Bu tür uyuşmazlıkların sağlıklı, adil ve doğru bir çözüme ulaştırılabilmesi, davalıya yapılan temlikin gerçek yönünün diğer bir söyleyişle miras bırakanın asıl irade ve amacının duraksamaya yer bırakmayacak biçimde ortaya çıkarılmasına bağlıdır. Bir iç sorun olan ve gizlenen gerçek irade ve amacın tespiti ve aydınlığa kavuşturulması genellikle zor olduğundan bu yöndeki delillerin eksiksiz toplanılması yanında birlikte ve doğru şekilde değerlendirilmesi de büyük önem taşımaktadır.

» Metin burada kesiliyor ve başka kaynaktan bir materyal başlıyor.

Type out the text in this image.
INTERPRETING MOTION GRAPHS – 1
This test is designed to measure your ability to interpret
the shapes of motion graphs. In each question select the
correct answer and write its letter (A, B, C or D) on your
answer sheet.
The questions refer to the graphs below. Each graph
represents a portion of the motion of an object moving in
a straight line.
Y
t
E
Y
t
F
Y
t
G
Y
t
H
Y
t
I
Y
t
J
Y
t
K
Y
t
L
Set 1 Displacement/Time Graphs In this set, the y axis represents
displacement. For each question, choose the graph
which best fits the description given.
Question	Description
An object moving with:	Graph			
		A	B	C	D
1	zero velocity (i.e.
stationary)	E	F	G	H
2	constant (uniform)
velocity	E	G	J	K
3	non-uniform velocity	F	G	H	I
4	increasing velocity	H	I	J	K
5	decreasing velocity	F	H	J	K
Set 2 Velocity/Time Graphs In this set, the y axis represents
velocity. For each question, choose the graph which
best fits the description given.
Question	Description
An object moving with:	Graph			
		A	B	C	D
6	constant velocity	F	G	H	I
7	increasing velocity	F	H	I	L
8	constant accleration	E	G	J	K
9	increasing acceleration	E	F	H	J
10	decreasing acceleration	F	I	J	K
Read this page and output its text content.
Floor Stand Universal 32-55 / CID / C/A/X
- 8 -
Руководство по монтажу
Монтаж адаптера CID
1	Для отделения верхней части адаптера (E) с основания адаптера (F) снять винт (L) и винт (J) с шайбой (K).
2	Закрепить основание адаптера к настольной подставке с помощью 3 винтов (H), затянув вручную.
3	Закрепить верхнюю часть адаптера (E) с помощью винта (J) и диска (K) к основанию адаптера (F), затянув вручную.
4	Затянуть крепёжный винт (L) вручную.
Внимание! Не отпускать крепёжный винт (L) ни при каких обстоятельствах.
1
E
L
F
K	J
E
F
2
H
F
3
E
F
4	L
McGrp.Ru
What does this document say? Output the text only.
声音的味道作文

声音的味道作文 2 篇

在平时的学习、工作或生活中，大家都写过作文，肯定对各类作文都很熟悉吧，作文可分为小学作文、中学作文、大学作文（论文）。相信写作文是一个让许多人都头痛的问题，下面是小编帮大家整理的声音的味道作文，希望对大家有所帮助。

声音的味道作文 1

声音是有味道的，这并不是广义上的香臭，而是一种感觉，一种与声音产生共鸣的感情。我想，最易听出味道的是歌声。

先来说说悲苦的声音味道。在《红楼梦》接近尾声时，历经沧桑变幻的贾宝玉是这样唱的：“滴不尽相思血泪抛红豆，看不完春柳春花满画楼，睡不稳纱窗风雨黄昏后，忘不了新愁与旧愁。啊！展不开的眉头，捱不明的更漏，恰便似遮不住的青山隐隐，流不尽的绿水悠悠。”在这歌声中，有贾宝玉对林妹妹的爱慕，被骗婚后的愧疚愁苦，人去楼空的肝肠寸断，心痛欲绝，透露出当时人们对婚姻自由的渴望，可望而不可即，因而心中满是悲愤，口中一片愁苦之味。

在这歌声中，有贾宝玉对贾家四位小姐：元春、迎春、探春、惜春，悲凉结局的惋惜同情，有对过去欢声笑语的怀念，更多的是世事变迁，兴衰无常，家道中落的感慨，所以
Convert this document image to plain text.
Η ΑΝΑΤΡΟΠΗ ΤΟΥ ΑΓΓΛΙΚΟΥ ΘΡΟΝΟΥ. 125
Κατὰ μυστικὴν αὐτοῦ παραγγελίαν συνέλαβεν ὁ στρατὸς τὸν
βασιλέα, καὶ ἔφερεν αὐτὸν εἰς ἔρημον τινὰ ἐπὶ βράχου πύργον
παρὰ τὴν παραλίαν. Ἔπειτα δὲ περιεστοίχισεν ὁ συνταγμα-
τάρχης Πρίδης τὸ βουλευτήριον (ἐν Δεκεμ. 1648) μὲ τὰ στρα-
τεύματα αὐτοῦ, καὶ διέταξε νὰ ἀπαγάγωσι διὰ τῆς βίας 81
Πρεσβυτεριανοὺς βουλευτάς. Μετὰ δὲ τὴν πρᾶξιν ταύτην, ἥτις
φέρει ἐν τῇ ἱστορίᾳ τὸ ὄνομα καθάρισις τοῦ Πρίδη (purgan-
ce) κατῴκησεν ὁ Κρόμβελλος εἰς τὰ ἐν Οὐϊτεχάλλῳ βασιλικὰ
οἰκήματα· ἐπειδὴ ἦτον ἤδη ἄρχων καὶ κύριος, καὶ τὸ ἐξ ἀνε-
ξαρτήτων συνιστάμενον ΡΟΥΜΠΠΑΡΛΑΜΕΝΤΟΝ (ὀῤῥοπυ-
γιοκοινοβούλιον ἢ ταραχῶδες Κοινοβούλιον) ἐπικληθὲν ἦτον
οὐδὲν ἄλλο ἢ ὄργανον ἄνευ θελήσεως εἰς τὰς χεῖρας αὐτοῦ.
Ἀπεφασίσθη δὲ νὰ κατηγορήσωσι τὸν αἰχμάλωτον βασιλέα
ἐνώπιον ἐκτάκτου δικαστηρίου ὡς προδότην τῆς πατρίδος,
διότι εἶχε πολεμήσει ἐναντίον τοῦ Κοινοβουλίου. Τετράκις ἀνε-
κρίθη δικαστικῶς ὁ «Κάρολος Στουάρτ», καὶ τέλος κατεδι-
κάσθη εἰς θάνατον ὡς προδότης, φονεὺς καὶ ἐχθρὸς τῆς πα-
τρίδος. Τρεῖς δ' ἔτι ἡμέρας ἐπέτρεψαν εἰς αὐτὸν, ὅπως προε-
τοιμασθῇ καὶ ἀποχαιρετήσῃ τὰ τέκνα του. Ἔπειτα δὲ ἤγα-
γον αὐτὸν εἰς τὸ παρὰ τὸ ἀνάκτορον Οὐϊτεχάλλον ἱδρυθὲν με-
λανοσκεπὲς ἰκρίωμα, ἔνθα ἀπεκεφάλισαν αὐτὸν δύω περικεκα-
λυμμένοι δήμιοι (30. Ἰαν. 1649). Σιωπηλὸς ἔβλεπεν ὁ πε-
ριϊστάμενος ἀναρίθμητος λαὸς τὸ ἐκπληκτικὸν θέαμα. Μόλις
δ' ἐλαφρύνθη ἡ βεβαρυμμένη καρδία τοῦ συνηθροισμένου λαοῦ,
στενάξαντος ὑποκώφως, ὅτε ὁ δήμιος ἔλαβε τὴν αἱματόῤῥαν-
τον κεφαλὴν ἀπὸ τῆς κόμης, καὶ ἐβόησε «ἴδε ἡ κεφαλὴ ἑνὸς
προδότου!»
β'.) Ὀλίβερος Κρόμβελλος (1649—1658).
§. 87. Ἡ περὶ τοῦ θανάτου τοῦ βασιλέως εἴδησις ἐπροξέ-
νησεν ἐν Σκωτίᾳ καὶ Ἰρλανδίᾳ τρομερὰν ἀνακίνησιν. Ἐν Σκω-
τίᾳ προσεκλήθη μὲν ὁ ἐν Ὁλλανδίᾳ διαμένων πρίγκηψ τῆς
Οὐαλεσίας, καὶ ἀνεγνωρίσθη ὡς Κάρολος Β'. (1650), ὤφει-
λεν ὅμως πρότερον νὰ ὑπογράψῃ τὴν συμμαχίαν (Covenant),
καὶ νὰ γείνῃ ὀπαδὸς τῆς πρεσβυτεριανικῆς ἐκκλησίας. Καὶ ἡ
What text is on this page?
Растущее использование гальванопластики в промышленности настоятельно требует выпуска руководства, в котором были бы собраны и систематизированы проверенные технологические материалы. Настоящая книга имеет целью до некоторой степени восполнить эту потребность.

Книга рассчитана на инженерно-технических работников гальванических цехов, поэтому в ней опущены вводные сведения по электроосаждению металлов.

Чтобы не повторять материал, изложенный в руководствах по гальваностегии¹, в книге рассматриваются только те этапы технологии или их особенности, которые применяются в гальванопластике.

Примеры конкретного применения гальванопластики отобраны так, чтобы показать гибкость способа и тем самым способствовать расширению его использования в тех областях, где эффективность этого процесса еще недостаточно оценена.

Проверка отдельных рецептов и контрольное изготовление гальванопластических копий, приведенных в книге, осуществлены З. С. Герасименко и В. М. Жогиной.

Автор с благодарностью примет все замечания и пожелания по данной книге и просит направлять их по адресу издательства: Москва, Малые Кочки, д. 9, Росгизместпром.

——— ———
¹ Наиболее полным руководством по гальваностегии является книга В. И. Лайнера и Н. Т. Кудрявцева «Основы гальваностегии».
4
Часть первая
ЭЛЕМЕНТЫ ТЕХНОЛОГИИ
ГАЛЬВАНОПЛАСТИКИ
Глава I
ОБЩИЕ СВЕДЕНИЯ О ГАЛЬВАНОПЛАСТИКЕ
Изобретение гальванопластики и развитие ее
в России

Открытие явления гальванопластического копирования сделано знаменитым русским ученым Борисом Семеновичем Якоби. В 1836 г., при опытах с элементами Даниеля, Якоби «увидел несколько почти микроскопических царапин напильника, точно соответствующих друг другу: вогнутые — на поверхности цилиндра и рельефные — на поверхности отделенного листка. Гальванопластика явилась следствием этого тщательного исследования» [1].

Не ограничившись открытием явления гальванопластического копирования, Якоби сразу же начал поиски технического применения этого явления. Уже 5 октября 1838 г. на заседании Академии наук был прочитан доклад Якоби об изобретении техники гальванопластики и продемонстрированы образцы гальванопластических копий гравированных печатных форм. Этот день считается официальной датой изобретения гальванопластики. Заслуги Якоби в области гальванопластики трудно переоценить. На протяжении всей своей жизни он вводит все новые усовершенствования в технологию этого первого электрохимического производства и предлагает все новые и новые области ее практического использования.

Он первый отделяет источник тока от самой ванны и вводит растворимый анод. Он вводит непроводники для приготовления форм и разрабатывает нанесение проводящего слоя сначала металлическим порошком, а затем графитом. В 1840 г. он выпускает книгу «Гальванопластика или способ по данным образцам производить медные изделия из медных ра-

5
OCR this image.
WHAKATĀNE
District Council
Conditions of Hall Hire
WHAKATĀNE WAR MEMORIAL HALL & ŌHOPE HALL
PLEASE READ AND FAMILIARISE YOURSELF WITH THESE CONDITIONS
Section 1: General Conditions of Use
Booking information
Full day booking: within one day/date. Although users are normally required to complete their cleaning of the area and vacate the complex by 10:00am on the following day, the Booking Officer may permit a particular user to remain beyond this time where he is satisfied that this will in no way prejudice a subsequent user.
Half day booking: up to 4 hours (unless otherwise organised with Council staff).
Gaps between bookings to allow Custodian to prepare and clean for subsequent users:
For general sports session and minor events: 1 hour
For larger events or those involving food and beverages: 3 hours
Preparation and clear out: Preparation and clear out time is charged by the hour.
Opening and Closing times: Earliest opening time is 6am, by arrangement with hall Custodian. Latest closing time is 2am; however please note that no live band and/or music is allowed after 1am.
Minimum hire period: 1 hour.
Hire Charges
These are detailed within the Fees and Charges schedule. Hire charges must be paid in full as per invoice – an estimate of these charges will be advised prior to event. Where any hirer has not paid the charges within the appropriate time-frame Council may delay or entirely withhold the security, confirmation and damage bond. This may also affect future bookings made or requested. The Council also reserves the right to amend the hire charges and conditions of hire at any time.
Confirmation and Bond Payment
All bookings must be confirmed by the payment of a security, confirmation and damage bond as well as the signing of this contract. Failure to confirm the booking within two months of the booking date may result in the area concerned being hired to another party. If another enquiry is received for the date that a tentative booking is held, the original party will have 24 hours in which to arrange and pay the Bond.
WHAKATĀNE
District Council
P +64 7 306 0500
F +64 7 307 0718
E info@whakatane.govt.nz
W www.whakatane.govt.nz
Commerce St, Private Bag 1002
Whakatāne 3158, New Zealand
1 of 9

Bunun için de ülke ve yörenin gelenek ve görenekleri, toplumsal eğilimleri, olayların olağan akışı, mirasbırakanın sözleşmeyi yapmakta haklı ve makul bir nedeninin bulunup bulunmadığı, davalı yanın alım gücünün olup olmadığı, satış bedeli ile sözleşme tarihindeki gerçek değer arasındaki fark, taraflar ile miras bırakan arasındaki beşeri ilişki gibi olgulardan yararlanılmasında zorunluluk vardır.
3. Değerlendirme
1. Dosya içeriği ve toplanan delillerden; 1893 doğumlu mirasbırakan ...'in 15.02.1976 tarihinde öldüğü, geriye mirasçı olarak davacı kızı ..., davalıların mirasbırakanı oğlu ... ile dava dışı çocukları; ..., ..., ... ve ... kaldığı, davalıların mirasbırakanı ...'un 25.08.2008 tarihinde ölümü ile geriye mirasçı olarak davalıların kaldığı, dava konusu 301 parsel (imar ile 568 ada 4 parsel) sayılı taşınmazın mirasbırakan İsmail tarafından 05.03.1974 tarihinde dava dışı 299 parsel sayılı taşınmaz ile birlikte 4.900.000 ETL bedelle davalıların mirasbırakanı ... ... satış suretiyle devredildiği anlaşılmaktadır.
2. Bölge Adliye Mahkemelerinin nihai kararlarının bozulması 6100 sayılı Kanun'un 371 inci maddesinde yer alan sebeplerden birinin varlığı hâlinde mümkündür.
3.Temyizen incelenen ... Bölge Adliye Mahkemesi 1.Hukuk Dairesinin 01.04.2022 tarihli ve 2022/340 E., 2022/483 K. sayılı kararı, tarafların karşılıklı iddia ve savunmalarına, dayandıkları belgelere, uyuşmazlığa uygulanması gereken hukuk kuralları ile hukuki ilişkinin nitelendirilmesine, dava şartlarına, yargılama ve ispat kuralları ile kararda belirtilen gerekçelere ve özellikle Bölge Adliye Mahkemesince davalının savunmasında yer vermediği halde tanık beyanlarındaki "gayrimenkulün traktör alımında kullanılmak üzere verilip iade etmek amacıyla devredildiği" beyanlarının manevi unsurun gerçekleşmediğini gösterdiği hususunun yine muris muvazaası hukuksal nedenine dayalı davalarda herhangi bir zamanaşımı öngörülmediği ve bu tür davalarda hak her zaman ileri sürülebileceği için davacının iyi niyetli olmadığının gerekçeye yazılması doğru değil ise de, davacı tarafın muvazaa iddiasını 6100 sayılı HMK’nın 190. ve 4721 sayılı TMK’nın 6. maddeleri uyarınca ispat edemediği gözetildiğinde davanın reddine karar verilmesinde usul ve yasaya aykırılık bulunmadığına göre, davacı vekili tarafından temyiz dilekçesinde ileri sürülen nedenler kararın bozulmasını gerektirecek nitelikte görülmemiştir.
VI. KARAR
Açıklanan sebeplerle;
Temyiz olunan Bölge Adliye Mahkemesi kararının 6100 sayılı Kanun'un 370 inci maddesinin birinci fıkrası uyarınca ONANMASINA,
Aşağıda yazılı 99,20 TL bakiye onama harcının temyiz eden davacıdan alınmasına,
Dosyanın İlk Derece Mahkemesine, kararın bir örneğinin Bölge Adliye Mahkemesine gönderilmesine,
12.01.2023 tarihinde kesin olmak üzere oy birliğiyle karar verildi.